A few years ago, I wrote a short story in which the protagonist, armed with knowledge of future events, is in a position to change the timeline for the better, but at every turn he is cautioned against tampering with humanity's ability to decide their future for themselves. In the end, he does alter the timeline, but I deliberately left the consequences of his act vague, and I emphasized the fact that things could still end up the same as before. What the new future would become was not as important as the fact that it was literally unwritten.

The Adjustment Bureau plays with the same concept, imagining a cosmic corporation that charts the course of humanity. As with my short story (which is absolutely nothing like this movie), the protagonist who attempts to alter fate does so out of love, though in my case it was the love of a son for his mother. It has been argued that this movie is an allegory for religion, which reminds me of those Christian bumper stickers that say "Relax, God's in charge." This, in turn, goes back to the question of how people can live their lives knowing their fate is not in their own hands.

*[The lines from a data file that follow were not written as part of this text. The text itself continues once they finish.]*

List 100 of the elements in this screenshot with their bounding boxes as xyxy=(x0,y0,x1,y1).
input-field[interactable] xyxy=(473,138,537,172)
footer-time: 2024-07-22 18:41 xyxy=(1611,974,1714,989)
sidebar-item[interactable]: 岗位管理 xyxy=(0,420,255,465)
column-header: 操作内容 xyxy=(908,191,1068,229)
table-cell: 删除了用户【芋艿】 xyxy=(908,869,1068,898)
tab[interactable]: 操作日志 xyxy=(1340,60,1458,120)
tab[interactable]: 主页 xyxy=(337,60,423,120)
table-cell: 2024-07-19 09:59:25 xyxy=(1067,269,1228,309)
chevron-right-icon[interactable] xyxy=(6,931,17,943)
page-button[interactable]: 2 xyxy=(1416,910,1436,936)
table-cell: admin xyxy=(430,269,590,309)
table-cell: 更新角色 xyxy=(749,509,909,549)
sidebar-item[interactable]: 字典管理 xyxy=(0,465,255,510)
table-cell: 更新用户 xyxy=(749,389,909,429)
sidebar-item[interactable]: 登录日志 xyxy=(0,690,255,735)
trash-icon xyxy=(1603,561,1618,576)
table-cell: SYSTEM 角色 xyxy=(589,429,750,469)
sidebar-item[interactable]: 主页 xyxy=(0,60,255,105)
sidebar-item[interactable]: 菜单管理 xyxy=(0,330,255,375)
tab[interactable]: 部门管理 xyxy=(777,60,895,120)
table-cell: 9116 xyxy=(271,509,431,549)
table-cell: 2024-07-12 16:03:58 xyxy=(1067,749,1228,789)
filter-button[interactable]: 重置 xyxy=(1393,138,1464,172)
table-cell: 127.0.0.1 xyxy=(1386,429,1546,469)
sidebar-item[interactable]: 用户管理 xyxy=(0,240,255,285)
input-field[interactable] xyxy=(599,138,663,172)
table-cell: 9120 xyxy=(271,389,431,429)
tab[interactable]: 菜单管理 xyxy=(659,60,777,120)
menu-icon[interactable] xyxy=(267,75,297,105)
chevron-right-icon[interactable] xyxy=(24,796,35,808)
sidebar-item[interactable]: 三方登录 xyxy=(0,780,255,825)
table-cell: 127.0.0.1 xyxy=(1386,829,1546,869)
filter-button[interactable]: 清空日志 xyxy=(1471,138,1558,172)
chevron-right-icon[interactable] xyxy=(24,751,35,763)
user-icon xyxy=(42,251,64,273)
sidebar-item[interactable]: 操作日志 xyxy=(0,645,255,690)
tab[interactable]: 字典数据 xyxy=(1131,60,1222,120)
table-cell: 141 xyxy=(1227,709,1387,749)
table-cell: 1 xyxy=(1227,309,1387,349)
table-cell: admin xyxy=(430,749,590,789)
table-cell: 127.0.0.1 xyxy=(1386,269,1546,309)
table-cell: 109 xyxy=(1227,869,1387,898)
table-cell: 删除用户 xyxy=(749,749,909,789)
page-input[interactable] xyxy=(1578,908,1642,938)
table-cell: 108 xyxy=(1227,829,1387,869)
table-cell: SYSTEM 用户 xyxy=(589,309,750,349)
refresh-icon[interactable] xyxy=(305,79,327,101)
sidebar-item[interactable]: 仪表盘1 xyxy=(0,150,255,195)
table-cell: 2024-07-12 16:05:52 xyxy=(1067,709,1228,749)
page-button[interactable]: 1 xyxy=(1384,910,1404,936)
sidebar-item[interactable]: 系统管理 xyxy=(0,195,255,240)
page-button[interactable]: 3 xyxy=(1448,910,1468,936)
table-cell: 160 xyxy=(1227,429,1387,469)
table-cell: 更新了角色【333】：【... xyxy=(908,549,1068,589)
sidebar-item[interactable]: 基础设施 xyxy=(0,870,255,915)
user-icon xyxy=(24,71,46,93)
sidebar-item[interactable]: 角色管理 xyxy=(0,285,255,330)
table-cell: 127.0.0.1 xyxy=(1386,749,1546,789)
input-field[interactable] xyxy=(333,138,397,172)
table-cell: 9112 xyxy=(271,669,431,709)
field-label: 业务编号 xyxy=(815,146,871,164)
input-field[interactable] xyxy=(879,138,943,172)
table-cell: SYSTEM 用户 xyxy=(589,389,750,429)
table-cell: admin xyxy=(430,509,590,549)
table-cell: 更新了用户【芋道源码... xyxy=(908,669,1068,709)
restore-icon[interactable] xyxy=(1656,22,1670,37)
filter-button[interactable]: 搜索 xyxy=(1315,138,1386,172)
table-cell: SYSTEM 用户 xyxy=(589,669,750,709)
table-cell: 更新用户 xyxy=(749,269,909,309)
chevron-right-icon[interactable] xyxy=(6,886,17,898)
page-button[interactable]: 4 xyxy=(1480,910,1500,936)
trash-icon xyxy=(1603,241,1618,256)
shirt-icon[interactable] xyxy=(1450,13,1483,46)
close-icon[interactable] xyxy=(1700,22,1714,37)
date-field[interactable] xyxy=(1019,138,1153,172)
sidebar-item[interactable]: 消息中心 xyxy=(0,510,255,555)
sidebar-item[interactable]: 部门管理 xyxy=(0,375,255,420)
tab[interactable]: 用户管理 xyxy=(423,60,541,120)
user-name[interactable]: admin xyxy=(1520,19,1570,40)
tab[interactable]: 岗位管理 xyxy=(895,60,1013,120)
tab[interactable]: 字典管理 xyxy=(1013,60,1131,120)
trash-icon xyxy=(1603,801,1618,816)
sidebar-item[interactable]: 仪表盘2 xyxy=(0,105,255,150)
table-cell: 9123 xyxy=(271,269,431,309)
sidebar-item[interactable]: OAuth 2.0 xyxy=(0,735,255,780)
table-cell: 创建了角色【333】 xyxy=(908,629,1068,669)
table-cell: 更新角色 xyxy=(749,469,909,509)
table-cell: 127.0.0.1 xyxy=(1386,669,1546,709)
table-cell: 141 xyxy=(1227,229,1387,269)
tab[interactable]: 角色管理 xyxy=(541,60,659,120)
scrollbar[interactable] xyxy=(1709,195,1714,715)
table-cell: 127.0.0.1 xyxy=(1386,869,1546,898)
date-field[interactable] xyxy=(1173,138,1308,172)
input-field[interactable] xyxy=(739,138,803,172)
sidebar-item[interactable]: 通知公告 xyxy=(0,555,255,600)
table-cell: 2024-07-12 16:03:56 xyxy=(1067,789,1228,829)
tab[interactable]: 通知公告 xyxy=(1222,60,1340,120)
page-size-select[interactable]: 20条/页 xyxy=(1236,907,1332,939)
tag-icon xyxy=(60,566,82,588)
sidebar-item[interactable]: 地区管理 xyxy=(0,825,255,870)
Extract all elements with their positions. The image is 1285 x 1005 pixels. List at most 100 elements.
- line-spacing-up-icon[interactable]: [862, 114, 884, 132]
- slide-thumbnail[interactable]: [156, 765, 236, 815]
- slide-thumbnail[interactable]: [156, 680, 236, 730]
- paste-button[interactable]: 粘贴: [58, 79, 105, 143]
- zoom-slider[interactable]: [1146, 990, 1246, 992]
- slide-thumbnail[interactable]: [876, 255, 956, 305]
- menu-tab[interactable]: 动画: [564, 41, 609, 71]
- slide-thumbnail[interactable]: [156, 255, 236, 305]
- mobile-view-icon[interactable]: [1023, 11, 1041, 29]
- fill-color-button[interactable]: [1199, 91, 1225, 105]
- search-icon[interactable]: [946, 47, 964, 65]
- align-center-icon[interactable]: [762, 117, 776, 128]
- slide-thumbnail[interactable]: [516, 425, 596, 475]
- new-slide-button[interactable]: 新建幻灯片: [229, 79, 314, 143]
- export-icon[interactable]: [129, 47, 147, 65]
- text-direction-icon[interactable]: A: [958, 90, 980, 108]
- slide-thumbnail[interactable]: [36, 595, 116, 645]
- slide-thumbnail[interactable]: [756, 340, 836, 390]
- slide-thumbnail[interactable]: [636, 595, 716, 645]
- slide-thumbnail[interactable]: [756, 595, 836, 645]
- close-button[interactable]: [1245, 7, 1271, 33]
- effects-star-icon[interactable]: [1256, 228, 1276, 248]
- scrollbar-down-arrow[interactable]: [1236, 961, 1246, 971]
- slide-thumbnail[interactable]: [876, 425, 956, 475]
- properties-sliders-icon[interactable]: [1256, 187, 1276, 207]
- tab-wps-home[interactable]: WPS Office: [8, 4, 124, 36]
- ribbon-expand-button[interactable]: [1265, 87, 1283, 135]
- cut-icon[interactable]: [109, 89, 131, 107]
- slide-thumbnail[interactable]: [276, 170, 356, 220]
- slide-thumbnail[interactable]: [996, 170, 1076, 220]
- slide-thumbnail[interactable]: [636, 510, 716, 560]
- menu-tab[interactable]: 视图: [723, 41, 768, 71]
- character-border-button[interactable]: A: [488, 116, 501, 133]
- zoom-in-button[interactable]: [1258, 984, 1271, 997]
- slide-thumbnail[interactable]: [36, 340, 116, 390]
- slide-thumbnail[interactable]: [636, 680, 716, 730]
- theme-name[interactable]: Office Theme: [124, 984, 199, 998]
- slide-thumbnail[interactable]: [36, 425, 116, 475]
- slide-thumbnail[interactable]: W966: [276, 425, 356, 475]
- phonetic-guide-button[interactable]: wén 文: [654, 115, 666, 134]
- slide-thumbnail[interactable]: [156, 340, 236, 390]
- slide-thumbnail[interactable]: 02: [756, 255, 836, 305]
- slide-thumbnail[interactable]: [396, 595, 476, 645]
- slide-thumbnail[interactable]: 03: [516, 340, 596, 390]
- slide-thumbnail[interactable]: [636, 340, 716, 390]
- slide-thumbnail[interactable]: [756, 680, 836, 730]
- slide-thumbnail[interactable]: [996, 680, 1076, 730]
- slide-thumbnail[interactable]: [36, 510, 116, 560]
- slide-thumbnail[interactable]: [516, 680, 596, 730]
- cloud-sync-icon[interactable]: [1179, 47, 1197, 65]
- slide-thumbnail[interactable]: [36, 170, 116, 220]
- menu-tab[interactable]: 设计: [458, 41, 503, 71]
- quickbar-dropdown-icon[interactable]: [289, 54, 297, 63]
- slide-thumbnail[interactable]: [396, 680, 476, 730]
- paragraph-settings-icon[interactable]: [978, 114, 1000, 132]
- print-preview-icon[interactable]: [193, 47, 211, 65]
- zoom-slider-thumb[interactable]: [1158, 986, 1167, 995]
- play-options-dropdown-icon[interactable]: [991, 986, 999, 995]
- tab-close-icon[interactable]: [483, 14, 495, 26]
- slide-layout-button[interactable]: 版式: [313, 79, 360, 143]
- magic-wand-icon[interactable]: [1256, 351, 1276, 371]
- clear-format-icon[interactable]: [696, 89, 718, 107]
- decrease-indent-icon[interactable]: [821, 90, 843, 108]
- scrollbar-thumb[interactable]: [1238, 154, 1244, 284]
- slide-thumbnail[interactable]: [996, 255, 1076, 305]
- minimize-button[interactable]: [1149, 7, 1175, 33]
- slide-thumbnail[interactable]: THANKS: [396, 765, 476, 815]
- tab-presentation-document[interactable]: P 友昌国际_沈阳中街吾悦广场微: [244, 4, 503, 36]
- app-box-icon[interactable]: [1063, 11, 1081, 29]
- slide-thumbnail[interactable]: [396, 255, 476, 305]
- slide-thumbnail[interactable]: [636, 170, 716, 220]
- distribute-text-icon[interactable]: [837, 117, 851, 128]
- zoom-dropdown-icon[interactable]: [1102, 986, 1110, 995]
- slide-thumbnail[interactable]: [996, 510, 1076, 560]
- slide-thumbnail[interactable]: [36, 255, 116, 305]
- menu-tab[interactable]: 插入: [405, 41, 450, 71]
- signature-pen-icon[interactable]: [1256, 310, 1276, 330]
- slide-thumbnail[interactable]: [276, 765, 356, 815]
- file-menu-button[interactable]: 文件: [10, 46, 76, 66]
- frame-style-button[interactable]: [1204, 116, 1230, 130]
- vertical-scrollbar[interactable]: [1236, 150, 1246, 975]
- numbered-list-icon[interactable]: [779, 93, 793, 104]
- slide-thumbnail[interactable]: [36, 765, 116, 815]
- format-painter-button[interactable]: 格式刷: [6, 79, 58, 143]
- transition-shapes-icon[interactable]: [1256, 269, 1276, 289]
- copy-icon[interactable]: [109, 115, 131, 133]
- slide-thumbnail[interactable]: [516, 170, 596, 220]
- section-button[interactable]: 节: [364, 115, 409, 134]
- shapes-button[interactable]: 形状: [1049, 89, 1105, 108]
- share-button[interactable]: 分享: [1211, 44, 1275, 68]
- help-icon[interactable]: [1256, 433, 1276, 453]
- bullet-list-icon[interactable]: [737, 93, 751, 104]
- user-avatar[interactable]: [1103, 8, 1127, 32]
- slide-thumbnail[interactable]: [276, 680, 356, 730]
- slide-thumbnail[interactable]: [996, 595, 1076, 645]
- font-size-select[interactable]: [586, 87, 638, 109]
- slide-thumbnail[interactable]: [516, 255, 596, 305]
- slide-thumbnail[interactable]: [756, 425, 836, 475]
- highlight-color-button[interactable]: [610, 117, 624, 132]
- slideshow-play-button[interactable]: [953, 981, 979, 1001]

In one sense, I suppose it's easier. Believing that one's future is in the hands of a higher authority means one doesn't have to do much. It requires a great amount of faith, but if one can manage it, then it seems to me the rest doesn't matter. That always struck me as the problem with religion - that faith in a higher authority can be used to justify anything. One of the characters in Bureau realizes this, which is likely why he chooses to do what he does in the second half of the story (trying to avoid spoilers here). It's the same reason why I can't wrap my head around astrology, and I have had epic arguments with people about that.

After I saw Bureau, I went back home and re-read my story. I wrote it for a cartoonist friend on the occasion of the birth of her child, and there are indirect references to her work woven throughout the story. I've often wanted to re-write it as a more generalized story, without those Easter eggs, but I just can't do it. It wouldn't be the same.

There was this trio of old people about five or six rows behind me when I saw Bureau, and in the beginning they felt the need to remark at every little odd thing that happens. You'd think they never saw a sci-fi movie before - who knows, maybe they haven't! I was on the verge of moving to the other side of the auditorium, but once the movie settled in, so did they, and I didn't hear from them until the end. Afterwards, I heard them note Anthony Mackie's name in the closing credits, and I heard one of them say something like, "Oh yeah, that's the guy from The Hurt Locker." I was impressed that not only had they seen The Hurt Locker, but that they remembered who Mackey was (he's not exactly a household name), so I forgave them for their earlier yapping.

So how do you feel about the concept of free will versus predestination? Like I said, this is a topic that interests me and I always like to hear from others about it.

2 comments:

  1. It's a breezy film masquerading as a sincere one, and while that's obnoxious, it's hard to hate a fun night at the movies. Good Review!

    ReplyDelete
  2. Thanks, although I wouldn't call it completely "breezy."